Charity Commission building and logo

Civil Society Media

The former chief executive of a religious charity that operated a television channel has agreed not to hold a senior position in the sector for 10 years after a critical inquiry report.

The Charity Commission published an inquiry report today on Sikh Channel Community Broadcasting Company Limited and concluded that the former trustees had not sufficiently overseen the actions of the charity’s then-CEO.

It found that the former trustees failed to handle a clear conflict of interest when the CEO, who was also a trustee at the time, appointed himself to the role without an open recruitment process.

The commission also found that the trustees were all family members of the CEO, and they failed to conduct sufficient control and oversight of his actions, which led to breaches of charity law.

The CEO set himself an unauthorised, yearly salary of £40,000, the inquiry found, and the charity made a bank transfer of £654 to a private company owned and directed by him. 

Misleading fundraising partnership

The charity, which aimed to advance the knowledge of the Sikh faith, had a fundraising partnership with an unregistered organisation Sikh Youth UK, whose organisers were separately found guilty of charity fraud.

The commission found that Sikh Channel Community Broadcasting Company Limited ran the fundraiser and misled the public by not stating that 40% of the donations would be kept by the charity for its general expenditure. 

Instead, it stated that the money raised was for Sikh Youth UK support workers. 

The regulator concluded that former trustees’ failure to conduct due diligence on Sikh Youth UK, their failure to monitor the use of the charity’s funds and the misleading nature of the fundraising appeal were all acts of misconduct and/or mismanagement by the former trustees. 

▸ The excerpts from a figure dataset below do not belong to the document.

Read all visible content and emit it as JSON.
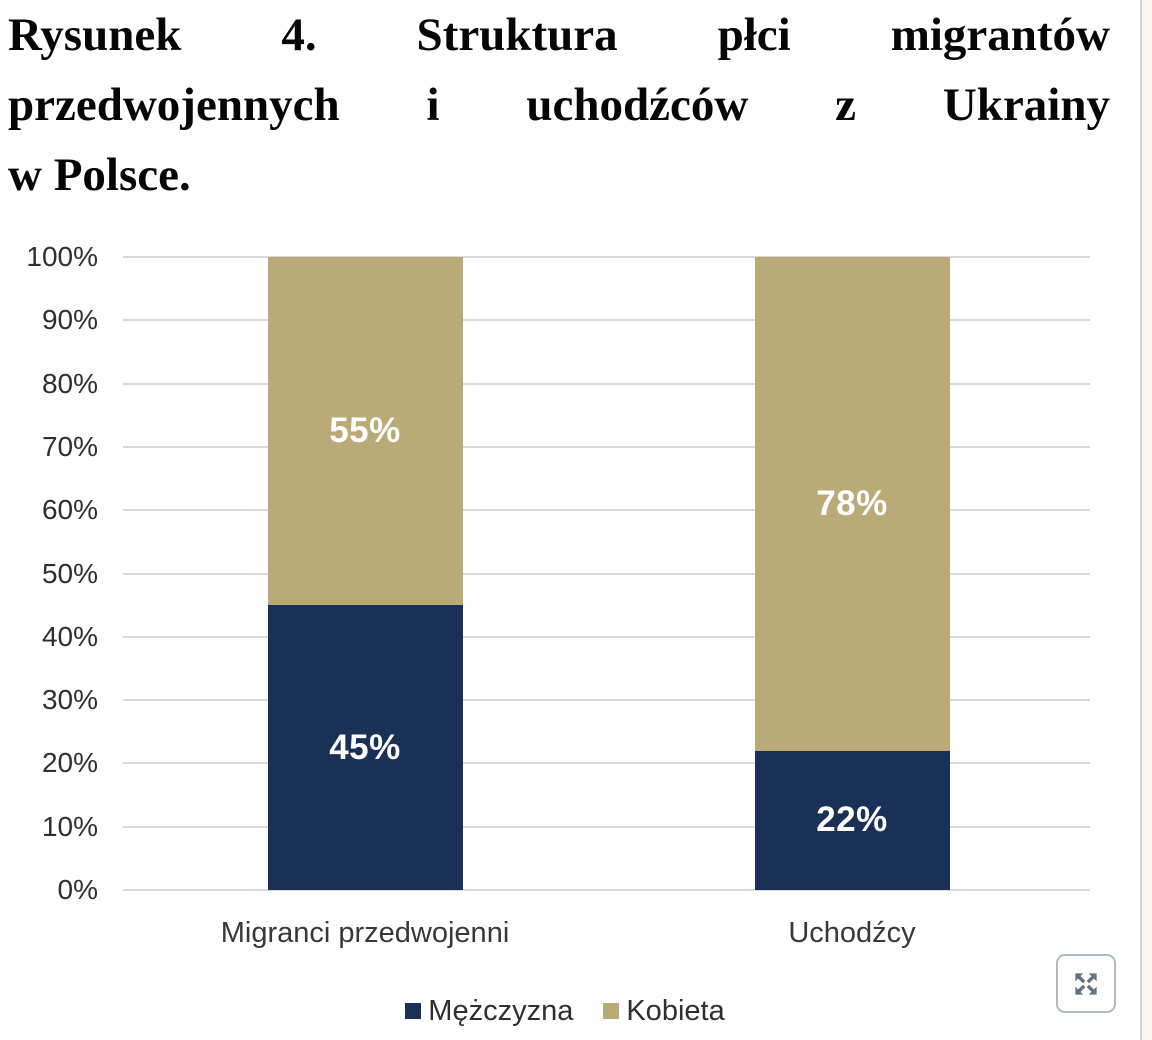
{
  "figure": {
    "title_full": "Rysunek 4. Struktura płci migrantów przedwojennych i uchodźców z Ukrainy w Polsce.",
    "title_lines": [
      "Rysunek 4. Struktura płci migrantów",
      "przedwojennych i uchodźców z Ukrainy",
      "w Polsce."
    ]
  },
  "chart_data": {
    "type": "bar",
    "stacked": true,
    "title": "Rysunek 4. Struktura płci migrantów przedwojennych i uchodźców z Ukrainy w Polsce.",
    "categories": [
      "Migranci przedwojenni",
      "Uchodźcy"
    ],
    "series": [
      {
        "name": "Mężczyzna",
        "color": "#1a3157",
        "values": [
          45,
          22
        ]
      },
      {
        "name": "Kobieta",
        "color": "#b9aa77",
        "values": [
          55,
          78
        ]
      }
    ],
    "data_labels": {
      "Mężczyzna": [
        "45%",
        "22%"
      ],
      "Kobieta": [
        "55%",
        "78%"
      ]
    },
    "xlabel": "",
    "ylabel": "",
    "ylim": [
      0,
      100
    ],
    "y_ticks": [
      100,
      90,
      80,
      70,
      60,
      50,
      40,
      30,
      20,
      10,
      0
    ],
    "y_tick_suffix": "%",
    "grid": true,
    "legend_position": "bottom",
    "colors": {
      "gridline": "#d9d9d9",
      "data_label_text": "#ffffff",
      "axis_text": "#2f2f2f"
    }
  },
  "controls": {
    "expand_icon": "expand-arrows-icon",
    "scrollbar": "vertical-scrollbar-track"
  }
}
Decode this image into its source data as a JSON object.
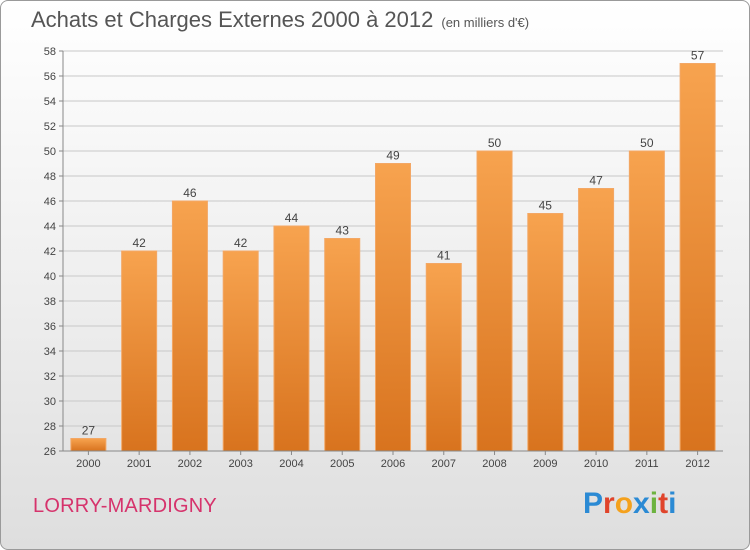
{
  "header": {
    "title": "Achats et Charges Externes 2000 à 2012",
    "unit": "(en milliers d'€)"
  },
  "footer": {
    "commune": "LORRY-MARDIGNY",
    "logo_letters": [
      "P",
      "r",
      "o",
      "x",
      "i",
      "t",
      "i"
    ],
    "logo_colors": [
      "#2b8ad4",
      "#e0442b",
      "#f4a11d",
      "#2b8ad4",
      "#6cb33f",
      "#e0442b",
      "#2b8ad4"
    ]
  },
  "colors": {
    "bar_top": "#f7a34f",
    "bar_bottom": "#d8731e",
    "commune_text": "#d6336c"
  },
  "chart_data": {
    "type": "bar",
    "title": "Achats et Charges Externes 2000 à 2012",
    "xlabel": "",
    "ylabel": "",
    "categories": [
      "2000",
      "2001",
      "2002",
      "2003",
      "2004",
      "2005",
      "2006",
      "2007",
      "2008",
      "2009",
      "2010",
      "2011",
      "2012"
    ],
    "values": [
      27,
      42,
      46,
      42,
      44,
      43,
      49,
      41,
      50,
      45,
      47,
      50,
      57
    ],
    "ylim": [
      26,
      58
    ],
    "yticks": [
      26,
      28,
      30,
      32,
      34,
      36,
      38,
      40,
      42,
      44,
      46,
      48,
      50,
      52,
      54,
      56,
      58
    ],
    "grid": true,
    "legend": "none"
  }
}
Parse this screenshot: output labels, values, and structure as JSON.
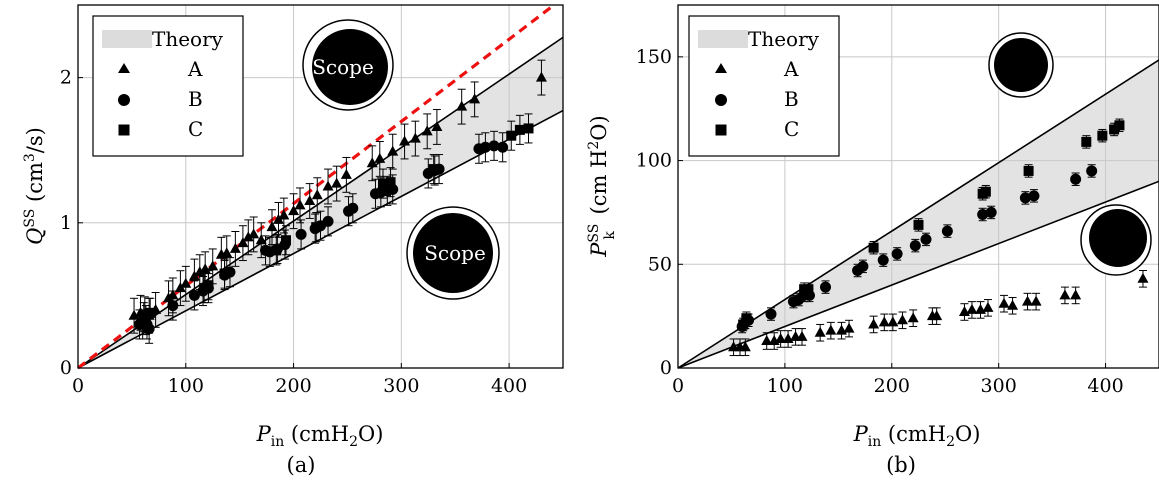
{
  "chart_data": [
    {
      "type": "scatter",
      "caption": "(a)",
      "xlabel": "P_in (cmH2O)",
      "xlabel_main": "P",
      "xlabel_sub": "in",
      "xlabel_rest": " (cmH",
      "xlabel_sub2": "2",
      "xlabel_end": "O)",
      "ylabel_main": "Q",
      "ylabel_sup": "SS",
      "ylabel_rest": " (cm",
      "ylabel_sup2": "3",
      "ylabel_end": "/s)",
      "xlim": [
        0,
        450
      ],
      "ylim": [
        0,
        2.5
      ],
      "xticks": [
        0,
        100,
        200,
        300,
        400
      ],
      "xtick_labels": [
        "0",
        "100",
        "200",
        "300",
        "400"
      ],
      "yticks": [
        0,
        1,
        2
      ],
      "ytick_labels": [
        "0",
        "1",
        "2"
      ],
      "grid": true,
      "legend_position": "top-left",
      "legend": [
        {
          "label": "Theory",
          "marker": "band"
        },
        {
          "label": "A",
          "marker": "triangle"
        },
        {
          "label": "B",
          "marker": "circle"
        },
        {
          "label": "C",
          "marker": "square"
        }
      ],
      "theory_band": {
        "lower_slope": 0.00394,
        "upper_slope": 0.00506
      },
      "dashed_line": {
        "slope": 0.00566,
        "color": "#ee1111"
      },
      "annotations": [
        "Scope",
        "Scope"
      ],
      "series": [
        {
          "name": "A",
          "marker": "triangle",
          "err": 0.12,
          "points": [
            [
              52,
              0.36
            ],
            [
              58,
              0.38
            ],
            [
              62,
              0.37
            ],
            [
              66,
              0.36
            ],
            [
              72,
              0.4
            ],
            [
              84,
              0.48
            ],
            [
              88,
              0.5
            ],
            [
              95,
              0.55
            ],
            [
              100,
              0.58
            ],
            [
              108,
              0.63
            ],
            [
              113,
              0.66
            ],
            [
              118,
              0.68
            ],
            [
              125,
              0.7
            ],
            [
              133,
              0.78
            ],
            [
              138,
              0.79
            ],
            [
              146,
              0.82
            ],
            [
              153,
              0.86
            ],
            [
              158,
              0.9
            ],
            [
              163,
              0.92
            ],
            [
              170,
              0.88
            ],
            [
              180,
              0.97
            ],
            [
              186,
              1.02
            ],
            [
              191,
              1.05
            ],
            [
              200,
              1.08
            ],
            [
              206,
              1.12
            ],
            [
              215,
              1.15
            ],
            [
              222,
              1.19
            ],
            [
              232,
              1.25
            ],
            [
              240,
              1.27
            ],
            [
              249,
              1.33
            ],
            [
              273,
              1.41
            ],
            [
              280,
              1.44
            ],
            [
              292,
              1.49
            ],
            [
              303,
              1.56
            ],
            [
              313,
              1.58
            ],
            [
              324,
              1.63
            ],
            [
              333,
              1.66
            ],
            [
              356,
              1.8
            ],
            [
              368,
              1.85
            ],
            [
              430,
              2.0
            ]
          ]
        },
        {
          "name": "B",
          "marker": "circle",
          "err": 0.1,
          "points": [
            [
              57,
              0.3
            ],
            [
              61,
              0.35
            ],
            [
              64,
              0.3
            ],
            [
              66,
              0.27
            ],
            [
              88,
              0.43
            ],
            [
              108,
              0.5
            ],
            [
              116,
              0.53
            ],
            [
              121,
              0.55
            ],
            [
              136,
              0.64
            ],
            [
              141,
              0.66
            ],
            [
              174,
              0.81
            ],
            [
              178,
              0.8
            ],
            [
              185,
              0.82
            ],
            [
              192,
              0.85
            ],
            [
              207,
              0.92
            ],
            [
              220,
              0.96
            ],
            [
              225,
              0.98
            ],
            [
              232,
              1.01
            ],
            [
              251,
              1.08
            ],
            [
              255,
              1.1
            ],
            [
              276,
              1.2
            ],
            [
              281,
              1.21
            ],
            [
              287,
              1.22
            ],
            [
              292,
              1.23
            ],
            [
              325,
              1.34
            ],
            [
              331,
              1.36
            ],
            [
              335,
              1.37
            ],
            [
              372,
              1.51
            ],
            [
              378,
              1.52
            ],
            [
              386,
              1.53
            ],
            [
              394,
              1.52
            ]
          ]
        },
        {
          "name": "C",
          "marker": "square",
          "err": 0.1,
          "points": [
            [
              60,
              0.3
            ],
            [
              63,
              0.33
            ],
            [
              67,
              0.38
            ],
            [
              117,
              0.55
            ],
            [
              121,
              0.57
            ],
            [
              136,
              0.65
            ],
            [
              184,
              0.81
            ],
            [
              193,
              0.88
            ],
            [
              221,
              0.97
            ],
            [
              283,
              1.27
            ],
            [
              290,
              1.28
            ],
            [
              330,
              1.37
            ],
            [
              402,
              1.6
            ],
            [
              410,
              1.64
            ],
            [
              418,
              1.65
            ]
          ]
        }
      ]
    },
    {
      "type": "scatter",
      "caption": "(b)",
      "xlabel_main": "P",
      "xlabel_sub": "in",
      "xlabel_rest": " (cmH",
      "xlabel_sub2": "2",
      "xlabel_end": "O)",
      "ylabel_main": "P",
      "ylabel_sup": "SS",
      "ylabel_sub": "k",
      "ylabel_rest": " (cm H",
      "ylabel_sup2": "2",
      "ylabel_end": "O)",
      "xlim": [
        0,
        450
      ],
      "ylim": [
        0,
        175
      ],
      "xticks": [
        0,
        100,
        200,
        300,
        400
      ],
      "xtick_labels": [
        "0",
        "100",
        "200",
        "300",
        "400"
      ],
      "yticks": [
        0,
        50,
        100,
        150
      ],
      "ytick_labels": [
        "0",
        "50",
        "100",
        "150"
      ],
      "grid": true,
      "legend_position": "top-left",
      "legend": [
        {
          "label": "Theory",
          "marker": "band"
        },
        {
          "label": "A",
          "marker": "triangle"
        },
        {
          "label": "B",
          "marker": "circle"
        },
        {
          "label": "C",
          "marker": "square"
        }
      ],
      "theory_band": {
        "lower_slope": 0.2,
        "upper_slope": 0.33
      },
      "series": [
        {
          "name": "A",
          "marker": "triangle",
          "err": 4,
          "points": [
            [
              52,
              10
            ],
            [
              58,
              10
            ],
            [
              63,
              10
            ],
            [
              83,
              13
            ],
            [
              90,
              13
            ],
            [
              96,
              14
            ],
            [
              103,
              14
            ],
            [
              110,
              15
            ],
            [
              116,
              15
            ],
            [
              133,
              17
            ],
            [
              143,
              18
            ],
            [
              153,
              18
            ],
            [
              160,
              19
            ],
            [
              183,
              21
            ],
            [
              193,
              22
            ],
            [
              201,
              22
            ],
            [
              210,
              23
            ],
            [
              220,
              24
            ],
            [
              238,
              25
            ],
            [
              242,
              25
            ],
            [
              268,
              27
            ],
            [
              275,
              28
            ],
            [
              283,
              28
            ],
            [
              290,
              29
            ],
            [
              305,
              31
            ],
            [
              313,
              30
            ],
            [
              327,
              32
            ],
            [
              335,
              32
            ],
            [
              362,
              35
            ],
            [
              372,
              35
            ],
            [
              435,
              43
            ]
          ]
        },
        {
          "name": "B",
          "marker": "circle",
          "err": 3,
          "points": [
            [
              60,
              20
            ],
            [
              63,
              22
            ],
            [
              66,
              23
            ],
            [
              87,
              26
            ],
            [
              108,
              32
            ],
            [
              113,
              33
            ],
            [
              118,
              35
            ],
            [
              123,
              35
            ],
            [
              138,
              39
            ],
            [
              168,
              47
            ],
            [
              173,
              49
            ],
            [
              192,
              52
            ],
            [
              205,
              55
            ],
            [
              222,
              59
            ],
            [
              232,
              62
            ],
            [
              252,
              66
            ],
            [
              285,
              74
            ],
            [
              293,
              75
            ],
            [
              325,
              82
            ],
            [
              333,
              83
            ],
            [
              372,
              91
            ],
            [
              387,
              95
            ]
          ]
        },
        {
          "name": "C",
          "marker": "square",
          "err": 3,
          "points": [
            [
              61,
              21
            ],
            [
              64,
              24
            ],
            [
              118,
              38
            ],
            [
              122,
              38
            ],
            [
              183,
              58
            ],
            [
              225,
              69
            ],
            [
              285,
              84
            ],
            [
              288,
              85
            ],
            [
              328,
              95
            ],
            [
              382,
              109
            ],
            [
              397,
              112
            ],
            [
              408,
              115
            ],
            [
              413,
              117
            ]
          ]
        }
      ]
    }
  ]
}
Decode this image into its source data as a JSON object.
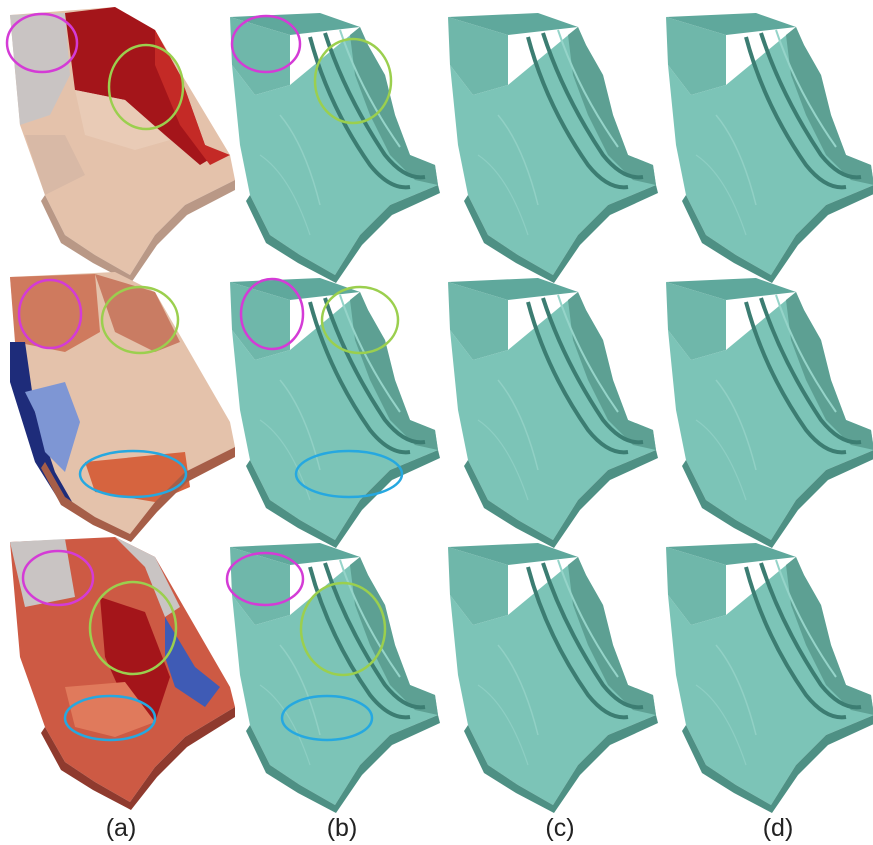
{
  "labels": [
    "(a)",
    "(b)",
    "(c)",
    "(d)"
  ],
  "colors": {
    "mesh": "#74bdb0",
    "mesh_dark": "#4d9488",
    "mesh_light": "#a8dcd3",
    "red_dark": "#a4151a",
    "red_mid": "#cd5a44",
    "red_light": "#e08060",
    "peach": "#e4c2ab",
    "gray": "#c8c6c6",
    "blue_dark": "#1e2c7a",
    "blue_light": "#7e96d4",
    "circle_magenta": "#d43bd6",
    "circle_green": "#9bcf4e",
    "circle_cyan": "#26a8e0"
  }
}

Over the course of the statutory inquiry, which the commission opened in 2019, a new board of trustees was appointed to the charity. 

The new board decided to dissolve the charity in 2022.

‘A cautionary tale’

Joshua Farbridge, head of compliance visits and inspections of the commission said: “Our findings serve as a cautionary tale against allowing any one person to dominate and assume control of a charity.

“In this case, the trustees failed in their duty to oversee and manage the actions of the CEO, resulting in significant failures in the charity’s administration and governance.

“As a result of our intervention, and the identified misconduct and/or mismanagement, the CEO has committed to refraining from acting as a trustee of a charity for ten years.”